The 21st Century Sculptor: Merging Digital Technologies with Traditional Processes
Cristin Millett Associate Professor of Art
Millett’s investigations of medicine and its history are integral to her process. Her research stems from her childhood growing up in a medical household where she was surrounded by discussions, most often at the dinner table, that focused on the human body: its diseases, symptoms, diagnosis, and treatments. In her family of scientists, those conversations continue to this day, and the profound effect that exposure has on her art continues.
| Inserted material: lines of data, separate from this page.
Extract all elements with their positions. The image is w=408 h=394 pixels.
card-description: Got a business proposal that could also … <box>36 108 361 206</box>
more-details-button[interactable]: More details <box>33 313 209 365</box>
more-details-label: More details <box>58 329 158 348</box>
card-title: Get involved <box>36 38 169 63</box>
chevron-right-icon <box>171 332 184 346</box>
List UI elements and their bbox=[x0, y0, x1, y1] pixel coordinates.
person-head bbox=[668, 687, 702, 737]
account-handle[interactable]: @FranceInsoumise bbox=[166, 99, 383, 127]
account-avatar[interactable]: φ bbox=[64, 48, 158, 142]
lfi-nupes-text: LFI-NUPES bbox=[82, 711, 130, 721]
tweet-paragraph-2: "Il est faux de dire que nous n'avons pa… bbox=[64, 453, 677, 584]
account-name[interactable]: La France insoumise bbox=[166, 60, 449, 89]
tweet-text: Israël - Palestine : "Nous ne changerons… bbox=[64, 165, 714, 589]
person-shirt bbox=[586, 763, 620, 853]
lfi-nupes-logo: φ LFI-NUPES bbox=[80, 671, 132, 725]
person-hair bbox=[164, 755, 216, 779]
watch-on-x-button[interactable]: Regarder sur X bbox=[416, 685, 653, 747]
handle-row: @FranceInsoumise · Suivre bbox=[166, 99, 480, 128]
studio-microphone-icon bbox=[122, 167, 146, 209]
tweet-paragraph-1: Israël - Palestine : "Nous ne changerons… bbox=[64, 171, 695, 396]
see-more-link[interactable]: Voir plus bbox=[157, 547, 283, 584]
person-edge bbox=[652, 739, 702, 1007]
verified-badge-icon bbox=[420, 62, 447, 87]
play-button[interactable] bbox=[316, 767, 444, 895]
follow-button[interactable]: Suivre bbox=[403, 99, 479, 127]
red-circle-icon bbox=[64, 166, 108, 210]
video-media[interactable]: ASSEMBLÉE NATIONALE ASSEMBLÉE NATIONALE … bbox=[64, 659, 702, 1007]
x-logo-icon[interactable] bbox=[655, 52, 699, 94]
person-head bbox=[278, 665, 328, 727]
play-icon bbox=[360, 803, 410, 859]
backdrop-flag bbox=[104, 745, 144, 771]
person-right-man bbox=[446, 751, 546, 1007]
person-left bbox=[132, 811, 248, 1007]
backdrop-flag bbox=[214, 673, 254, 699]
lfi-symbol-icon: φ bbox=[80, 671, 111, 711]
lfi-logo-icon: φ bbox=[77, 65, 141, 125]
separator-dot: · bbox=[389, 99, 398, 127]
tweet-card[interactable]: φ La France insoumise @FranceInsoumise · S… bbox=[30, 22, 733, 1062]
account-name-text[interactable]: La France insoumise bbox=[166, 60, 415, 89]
Although most scholars respond to their investigations through writing, as a visual artist, the results of her critical analysis are expressed in works of art. While Millett's research on medical history forms the basis for her sculptural work, her artwork functions as a contemporary cultural critique of societal issues surrounding reproduction and gender identity. She explodes the traditional methods of sculpture by incorporating new advances in digital technology including CNC machining, 3D printing, and robotics, combined with the time honored practices of stone carving and bronze casting. Millett received generous support for her research from Autodesk, Penn State’s Institute for the Arts and Humanities, the College of Arts and Architecture Hess Research Endowment, and the School of Visual Arts.Cristin Millett
Idolizing Mary: Maya Catholic Icons in the Yucatán Peninsula, 1550-1700
Amara Solari Associate Professor of Art History
In the wake of their 16th-century conquest wars of Mesoamerica, the Spanish Crown launched a campaign of evangelism, destined to remake the indigenous inhabitants of the American continents into Catholic believers. Part and parcel of this mission was an attempted systematic eradication of indigenous religion and the physical destruction of associated visual culture such as clay effigies of native deities. In their place, Catholic friars installed statues of Christian personages, including the various saints, Christ, but most commonly and effectively, avocations of the Virgin Mary. This book examines the mechanics of this process, grounding the study in an illumination of Maya Marian cults located in the Yucatán Peninsula, primarily focused on the Virgin of Itzmal. In particular I examine how Maya Catholics utilized this icon during the numerous epidemics that plagued the province, drawing parallels between public events of adoration, such as kinetic pilgrimage, and Pre-Columbian healing rites. After a century of processual development, a distinctly Yucatecan form of Catholicism emerged, whereby the conception of physical contagion appears to have influenced how all members of colonial society, Spaniards, Afro-Yucatecans, and Mayas alike, conceived of the sacred capabilities of numinous Christian icons.
The Virtual Reality Teaching Lab (VRTL): Training Music Educators for Meaningful Engagement With All Students
Ann C. Clements Associate Professor of Music
Co-collaborators: Chris Stubbs, Manager of Emerging Technology and Media, Teaching and Learning with Technology Zac Zidik, Game Programer, Educational Gaming Commons, Teaching and Learning with Technology The Virtual Reality Teaching Lab (VRTL), entitled First Class, has been constructed to provide preservice music education students an opportunity to hone their teaching and engagement skills beyond classroom discussion. Built around Microsoft Kinect, Unity, Microsoft Speech Platform, and a second screen experience, this program provides lifelike engagement with virtual reality benefits, including the ability to deconstruct tasks while providing continuous feedback. This project won the 2015 Penn State Open Innovation Challenge (OIC) and is being built with assistance from Penn State Teaching and Learning with Technology.
Landscape Materiality: Innovation and Convention since Modernism
C. Timothy Baird Professor of Landscape Architecture
This research explores innovative and groundbreaking landscape architectural design through the lens of materiality and describes both innovative and conventional landscape material use from Modernism to the present. The images of constructed landscapes reflect an approximate chronology of material expression over the past several decades.